Millennials Falling Behind in Housing May Cause Lower Lifetime Wealth

May 19, 2020 | Comments Off on Millennials Falling Behind in Housing May Cause Lower Lifetime Wealth

Millennial concept. Group students with gadgets in their hands. Vector illustration flat design. Isolated on white background. Modern fashionable young people. Generation y.

When baby boomers reached the median age of 35 in 1990, they owned nearly one-third of U.S. homes by value. In 2019, the millennial generation, now at the median age of 31, owns just 4%, according to data from the Federal Reserve.

As millennials enter more prime buying years, that figure is expected to rise by the time their median age reaches 35. But housing analysts warn that millennials aren’t likely to reach 30% of the market share—or even 20%, like the smaller Generation X was able to do at that age.

“We’re looking at a generation that will have lower lifetime wealth” as a result, Jenny Schuetz, a housing policy expert at the Brookings Institution, told The Washington Post. “That’s bad news for the economy overall, not just millennials.” Homeownership has long been a traditional builder of wealth to the middle class, she adds.
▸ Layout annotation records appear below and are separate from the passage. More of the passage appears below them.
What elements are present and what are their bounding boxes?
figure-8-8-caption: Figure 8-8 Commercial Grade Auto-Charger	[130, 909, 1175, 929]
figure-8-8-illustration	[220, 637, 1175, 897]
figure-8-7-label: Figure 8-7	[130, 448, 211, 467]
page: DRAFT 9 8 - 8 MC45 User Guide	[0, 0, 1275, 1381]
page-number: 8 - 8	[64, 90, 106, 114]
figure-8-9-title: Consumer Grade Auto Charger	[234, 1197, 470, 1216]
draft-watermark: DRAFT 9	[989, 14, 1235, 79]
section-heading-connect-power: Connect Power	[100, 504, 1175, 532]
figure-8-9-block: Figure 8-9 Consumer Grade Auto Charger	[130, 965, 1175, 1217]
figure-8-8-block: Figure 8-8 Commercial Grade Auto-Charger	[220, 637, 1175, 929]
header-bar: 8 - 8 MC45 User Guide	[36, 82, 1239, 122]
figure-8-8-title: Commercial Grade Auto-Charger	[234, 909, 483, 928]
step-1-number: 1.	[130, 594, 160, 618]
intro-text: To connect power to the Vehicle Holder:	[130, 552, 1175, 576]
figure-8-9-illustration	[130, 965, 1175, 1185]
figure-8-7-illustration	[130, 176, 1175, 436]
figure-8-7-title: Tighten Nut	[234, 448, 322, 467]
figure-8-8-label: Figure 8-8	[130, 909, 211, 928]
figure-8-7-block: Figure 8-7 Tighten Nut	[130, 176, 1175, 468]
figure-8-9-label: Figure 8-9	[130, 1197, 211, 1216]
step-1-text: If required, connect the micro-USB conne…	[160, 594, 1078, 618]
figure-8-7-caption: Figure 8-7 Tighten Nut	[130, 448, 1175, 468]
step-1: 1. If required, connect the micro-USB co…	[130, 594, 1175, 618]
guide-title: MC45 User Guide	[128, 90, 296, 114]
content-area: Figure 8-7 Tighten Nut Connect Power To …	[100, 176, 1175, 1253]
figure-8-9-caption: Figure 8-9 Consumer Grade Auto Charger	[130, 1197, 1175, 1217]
Many millennials may be getting priced out of housing markets. The median home price is far beyond the typical salary. Plus, millennials carry a large amount of debt, which is preventing them from saving for a home. Households headed by someone younger than 35 saw debt rise from $21,000 in 1989 to $39,000 in 2016 (adjusted for inflation). Student loan debt has more than doubled—17% to 45% in that time frame. Further, the median debt more than tripled—$5,600 to $18,500.

The key for some millennials may be getting help from their parents. “Millennials whose parents are sitting on lots of housing wealth will have an easier time paying for college or coming up with a down payment,” says Schuetz. Even if they don’t inherit the money, they still tend to have some type of family safety net.